The Talmud says (Sanhedrin 74a):
The ruling of the mishna is stated with regard to a young woman who was raped in a case where one was able to save her by injuring the pursuer in one of his limbs, so that it was not necessary to kill him in order to achieve her rescue, and it is in accordance with the opinion of Rabbi Yonatan ben Shaul. As it is taught in a baraita: Rabbi Yonatan ben Shaul says: If a pursuer was pursuing another to kill him, and one was able to save the pursued party without killing the pursuer, but instead by injuring him in one of his limbs, but he did not save him in this manner and rather chose to kill him, he is executed on his account as a murderer.

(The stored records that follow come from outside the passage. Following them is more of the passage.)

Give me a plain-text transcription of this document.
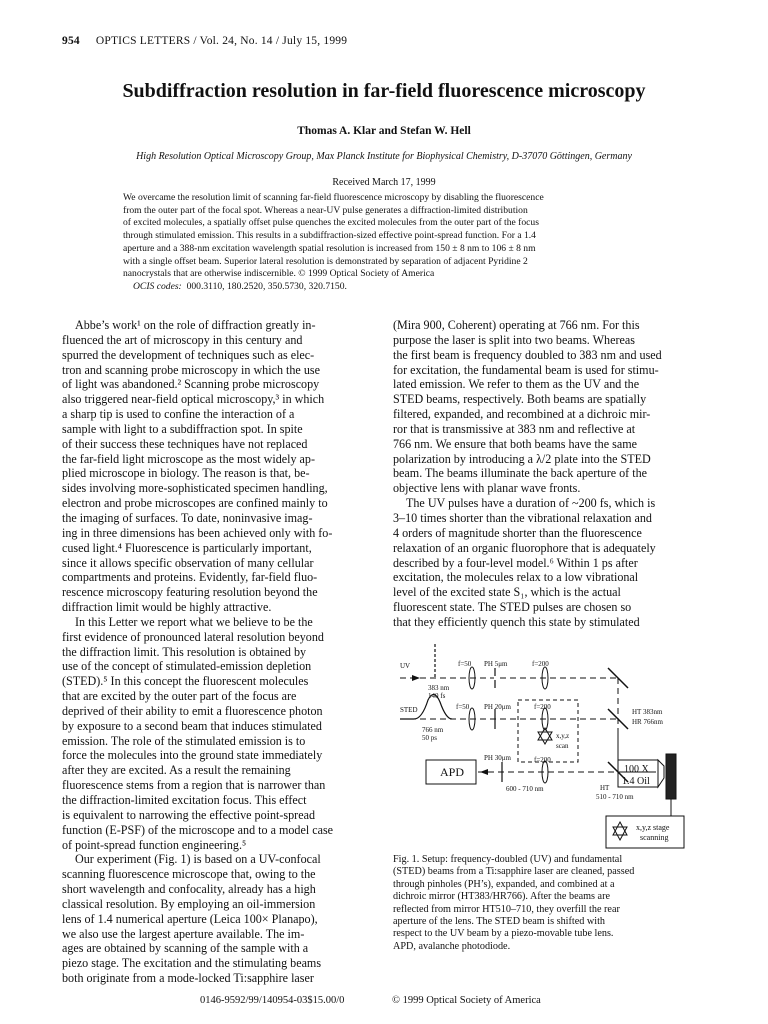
954 OPTICS LETTERS / Vol. 24, No. 14 / July 15, 1999
Subdiffraction resolution in far-field fluorescence microscopy
Thomas A. Klar and Stefan W. Hell
High Resolution Optical Microscopy Group, Max Planck Institute for Biophysical Chemistry, D-37070 Göttingen, Germany
Received March 17, 1999
We overcame the resolution limit of scanning far-field fluorescence microscopy by disabling the fluorescence
from the outer part of the focal spot. Whereas a near-UV pulse generates a diffraction-limited distribution
of excited molecules, a spatially offset pulse quenches the excited molecules from the outer part of the focus
through stimulated emission. This results in a subdiffraction-sized effective point-spread function. For a 1.4
aperture and a 388-nm excitation wavelength spatial resolution is increased from 150 ± 8 nm to 106 ± 8 nm
with a single offset beam. Superior lateral resolution is demonstrated by separation of adjacent Pyridine 2
nanocrystals that are otherwise indiscernible. © 1999 Optical Society of America
OCIS codes: 000.3110, 180.2520, 350.5730, 320.7150.
Abbe’s work¹ on the role of diffraction greatly in-
fluenced the art of microscopy in this century and
spurred the development of techniques such as elec-
tron and scanning probe microscopy in which the use
of light was abandoned.² Scanning probe microscopy
also triggered near-field optical microscopy,³ in which
a sharp tip is used to confine the interaction of a
sample with light to a subdiffraction spot. In spite
of their success these techniques have not replaced
the far-field light microscope as the most widely ap-
plied microscope in biology. The reason is that, be-
sides involving more-sophisticated specimen handling,
electron and probe microscopes are confined mainly to
the imaging of surfaces. To date, noninvasive imag-
ing in three dimensions has been achieved only with fo-
cused light.⁴ Fluorescence is particularly important,
since it allows specific observation of many cellular
compartments and proteins. Evidently, far-field fluo-
rescence microscopy featuring resolution beyond the
diffraction limit would be highly attractive.
In this Letter we report what we believe to be the
first evidence of pronounced lateral resolution beyond
the diffraction limit. This resolution is obtained by
use of the concept of stimulated-emission depletion
(STED).⁵ In this concept the fluorescent molecules
that are excited by the outer part of the focus are
deprived of their ability to emit a fluorescence photon
by exposure to a second beam that induces stimulated
emission. The role of the stimulated emission is to
force the molecules into the ground state immediately
after they are excited. As a result the remaining
fluorescence stems from a region that is narrower than
the diffraction-limited excitation focus. This effect
is equivalent to narrowing the effective point-spread
function (E-PSF) of the microscope and to a model case
of point-spread function engineering.⁵
Our experiment (Fig. 1) is based on a UV-confocal
scanning fluorescence microscope that, owing to the
short wavelength and confocality, already has a high
classical resolution. By employing an oil-immersion
lens of 1.4 numerical aperture (Leica 100× Planapo),
we also use the largest aperture available. The im-
ages are obtained by scanning of the sample with a
piezo stage. The excitation and the stimulating beams
both originate from a mode-locked Ti:sapphire laser
(Mira 900, Coherent) operating at 766 nm. For this
purpose the laser is split into two beams. Whereas
the first beam is frequency doubled to 383 nm and used
for excitation, the fundamental beam is used for stimu-
lated emission. We refer to them as the UV and the
STED beams, respectively. Both beams are spatially
filtered, expanded, and recombined at a dichroic mir-
ror that is transmissive at 383 nm and reflective at
766 nm. We ensure that both beams have the same
polarization by introducing a λ/2 plate into the STED
beam. The beams illuminate the back aperture of the
objective lens with planar wave fronts.
The UV pulses have a duration of ~200 fs, which is
3–10 times shorter than the vibrational relaxation and
4 orders of magnitude shorter than the fluorescence
relaxation of an organic fluorophore that is adequately
described by a four-level model.⁶ Within 1 ps after
excitation, the molecules relax to a low vibrational
level of the excited state S₁, which is the actual
fluorescent state. The STED pulses are chosen so
that they efficiently quench this state by stimulated
UV	f=50 PH 5μm	f=200
383 nm
140 fs
STED	f=50 PH 20μm	f=200
766 nm
50 ps	x,y,z
scan
HT 383nm
HR 766nm
PH 30μm	f=200
APD
600 - 710 nm	HT
510 - 710 nm
100 X
1.4 Oil
x,y,z stage
scanning
Fig. 1. Setup: frequency-doubled (UV) and fundamental
(STED) beams from a Ti:sapphire laser are cleaned, passed
through pinholes (PH’s), expanded, and combined at a
dichroic mirror (HT383/HR766). After the beams are
reflected from mirror HT510–710, they overfill the rear
aperture of the lens. The STED beam is shifted with
respect to the UV beam by a piezo-movable tube lens.
APD, avalanche photodiode.
0146-9592/99/140954-03$15.00/0	© 1999 Optical Society of America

So even killing a certain perpetrator of a very serious crime (rape), who certainly committed the crime, when that killing was avoidable, makes one a murderer. Therefore in the context of the question here, where one kills someone who has not even committed the very serious crime (murder), and apparently does not wish to do (it appears they want a threat not to actually kill), to kill them when avoidable, is surely murder.
Since their action appears to be avoidable by handing over the wallet, shooting them instead would apparently be murder.
And again (same source):
From where do we derive this halakha with regard to a murderer himself, that one must allow himself to be killed rather than commit murder? The Gemara answers: It is based on logical reasoning that one life is not preferable to another, and therefore there is no need for a verse to teach this halakha. The Gemara relates an incident to demonstrate this: As when a certain person came before Rabba and said to him: The lord of my place, a local official, said to me: Go kill so-and-so, and if not I will kill you, what shall I do? Rabba said to him: It is preferable that he should kill you and you should not kill. Who is to say that your blood is redder than his, that your life is worth more than the one he wants you to kill? Perhaps that man’s blood is redder. This logical reasoning is the basis for the halakha that one may not save his own life by killing another.
So a person is not permitted to certainly save their own life (which will certainly be ended in an unlawful manner) by committing a killing themself. Therefore it is hard to see how a person could be permitted to only potentially save their own life (which is only maybe going to be ended in an unlawful manner) by committing a killing themself.